„Was wollen Sie denn mit der schönen Melone thun?“ fragte in demselben Augenblick auf englisch eine Stimme hinter mir und ich sah, mich umwendend, einen Reiter unmittelbar hinter meinem Wagen... Grete, ich hätte in die Erde sinken können vor Scham! Das war Mr. Hall, und ich in dieser Verfassung! Das Kleid bespritzt, total verregnet, mit schmutzigen Handschuhen und mit dem zornigen Gesicht über der großen grünen Frucht — ich war versteinert vor Schreck und wünschte ihn, ja denke Dir, im Ernst, ich wünschte ihn lieber tausend Meilen entfernt, als gerade in dem Augenblicke vor mir! Er ritt langsam neben dem Wagen her, während ich ganz rot und verlegen auf die Melone starrte, die ich noch steif in Händen hielt. „Well?“ machte er und lächelte.
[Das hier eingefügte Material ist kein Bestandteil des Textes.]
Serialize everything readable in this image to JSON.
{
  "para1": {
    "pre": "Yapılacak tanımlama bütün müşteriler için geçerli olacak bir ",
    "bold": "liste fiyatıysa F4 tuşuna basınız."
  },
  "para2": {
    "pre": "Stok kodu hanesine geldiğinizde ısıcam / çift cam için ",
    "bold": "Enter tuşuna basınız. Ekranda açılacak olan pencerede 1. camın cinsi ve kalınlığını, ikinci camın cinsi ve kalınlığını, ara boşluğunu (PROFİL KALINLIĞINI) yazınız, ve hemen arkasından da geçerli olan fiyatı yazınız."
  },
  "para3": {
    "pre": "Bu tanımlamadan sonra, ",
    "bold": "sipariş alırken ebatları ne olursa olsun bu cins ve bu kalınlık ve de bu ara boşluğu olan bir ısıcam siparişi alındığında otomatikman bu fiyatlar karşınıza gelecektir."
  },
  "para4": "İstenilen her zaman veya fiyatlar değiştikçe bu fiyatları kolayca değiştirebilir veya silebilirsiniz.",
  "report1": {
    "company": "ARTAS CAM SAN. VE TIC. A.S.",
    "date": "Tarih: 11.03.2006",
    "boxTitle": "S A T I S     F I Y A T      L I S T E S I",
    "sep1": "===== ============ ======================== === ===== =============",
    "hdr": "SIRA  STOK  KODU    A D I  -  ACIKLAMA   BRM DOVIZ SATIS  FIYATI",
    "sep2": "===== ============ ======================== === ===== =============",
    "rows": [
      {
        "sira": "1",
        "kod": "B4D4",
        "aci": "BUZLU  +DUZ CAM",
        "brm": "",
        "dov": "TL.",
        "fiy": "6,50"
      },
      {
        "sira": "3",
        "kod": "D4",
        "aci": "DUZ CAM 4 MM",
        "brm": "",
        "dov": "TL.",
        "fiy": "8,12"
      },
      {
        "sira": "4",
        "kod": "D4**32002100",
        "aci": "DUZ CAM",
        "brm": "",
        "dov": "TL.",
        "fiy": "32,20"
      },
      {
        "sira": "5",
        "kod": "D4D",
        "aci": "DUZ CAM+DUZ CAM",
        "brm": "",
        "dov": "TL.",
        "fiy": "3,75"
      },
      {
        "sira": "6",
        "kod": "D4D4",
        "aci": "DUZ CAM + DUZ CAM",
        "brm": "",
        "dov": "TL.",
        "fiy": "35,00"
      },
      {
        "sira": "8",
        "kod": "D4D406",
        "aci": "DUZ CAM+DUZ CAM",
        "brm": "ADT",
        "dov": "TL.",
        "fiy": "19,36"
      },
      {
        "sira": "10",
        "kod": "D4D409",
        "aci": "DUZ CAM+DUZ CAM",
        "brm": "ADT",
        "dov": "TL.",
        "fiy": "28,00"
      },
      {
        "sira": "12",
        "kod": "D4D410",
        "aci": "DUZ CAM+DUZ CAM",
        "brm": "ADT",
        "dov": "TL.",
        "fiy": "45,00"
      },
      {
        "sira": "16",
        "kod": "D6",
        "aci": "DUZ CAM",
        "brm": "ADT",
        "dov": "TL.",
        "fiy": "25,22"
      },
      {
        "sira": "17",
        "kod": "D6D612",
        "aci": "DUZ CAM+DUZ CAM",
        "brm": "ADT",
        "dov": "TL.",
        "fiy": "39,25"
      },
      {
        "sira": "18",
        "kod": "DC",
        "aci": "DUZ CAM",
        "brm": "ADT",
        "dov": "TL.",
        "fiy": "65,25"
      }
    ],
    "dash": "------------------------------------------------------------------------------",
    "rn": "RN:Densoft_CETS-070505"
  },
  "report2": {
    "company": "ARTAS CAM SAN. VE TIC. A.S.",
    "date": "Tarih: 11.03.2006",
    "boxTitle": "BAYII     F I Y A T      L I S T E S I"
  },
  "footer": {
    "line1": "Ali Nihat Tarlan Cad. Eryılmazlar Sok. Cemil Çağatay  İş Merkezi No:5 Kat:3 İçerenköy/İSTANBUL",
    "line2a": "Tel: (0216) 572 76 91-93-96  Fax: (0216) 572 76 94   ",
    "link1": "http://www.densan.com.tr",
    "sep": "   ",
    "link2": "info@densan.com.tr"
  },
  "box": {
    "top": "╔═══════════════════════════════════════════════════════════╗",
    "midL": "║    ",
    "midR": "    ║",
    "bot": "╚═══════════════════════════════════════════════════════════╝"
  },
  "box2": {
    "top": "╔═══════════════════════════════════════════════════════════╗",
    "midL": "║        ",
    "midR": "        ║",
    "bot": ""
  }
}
Da sah ich ihn an, und da lachten wir beide.
„Das große Ding war auch zu unleidlich geworden“, sagte ich, begann jedoch unwillkürlich, ich weiß nicht warum, das „unleidliche“ Ding mit erneuter Sanftmut zu halten.
„Geben Sie her“, sagte Mr. Hall, „ich werde sie Ihnen für den Rest des Weges tragen.“
„Ah! — aber wie?“
„Hier in diesem Sack; den kann ich so an meinen Sattel hängen... Sehen Sie, so!“
„O danke!“
Grete, wenn ich nur nicht so zerzaust ausgesehen hätte! Ich freute mich förmlich, daß es nicht mehr weit war bis nach Saõ Sebastiaõ. Aber wo mochte Mr. Hall hinwollen, und wo kam er her?
Ich scheute mich, ihn zu fragen, aber ich hätte es zu gerne gewußt. Wir sprachen überhaupt wenig, aber ich hatte so eine Ahnung, als müsse er nach Saõ Sebastiaõ reiten.
Jetzt kam ein Seitenweg, da wollte ich es schon erfahren.
„Sie sollen um meinetwillen aber keinen Umweg machen“, sagte ich. Gretel, das war doch gewiß fein ausgedacht, und ich dachte, er würde nichts merken, aber er machte ein so drolliges Gesicht zu dieser Bemerkung und ich wurde so rot dabei, daß ich sie augenblicklich zehntausendmal mehr verwünschte, als vorhin die Tücken der Melone.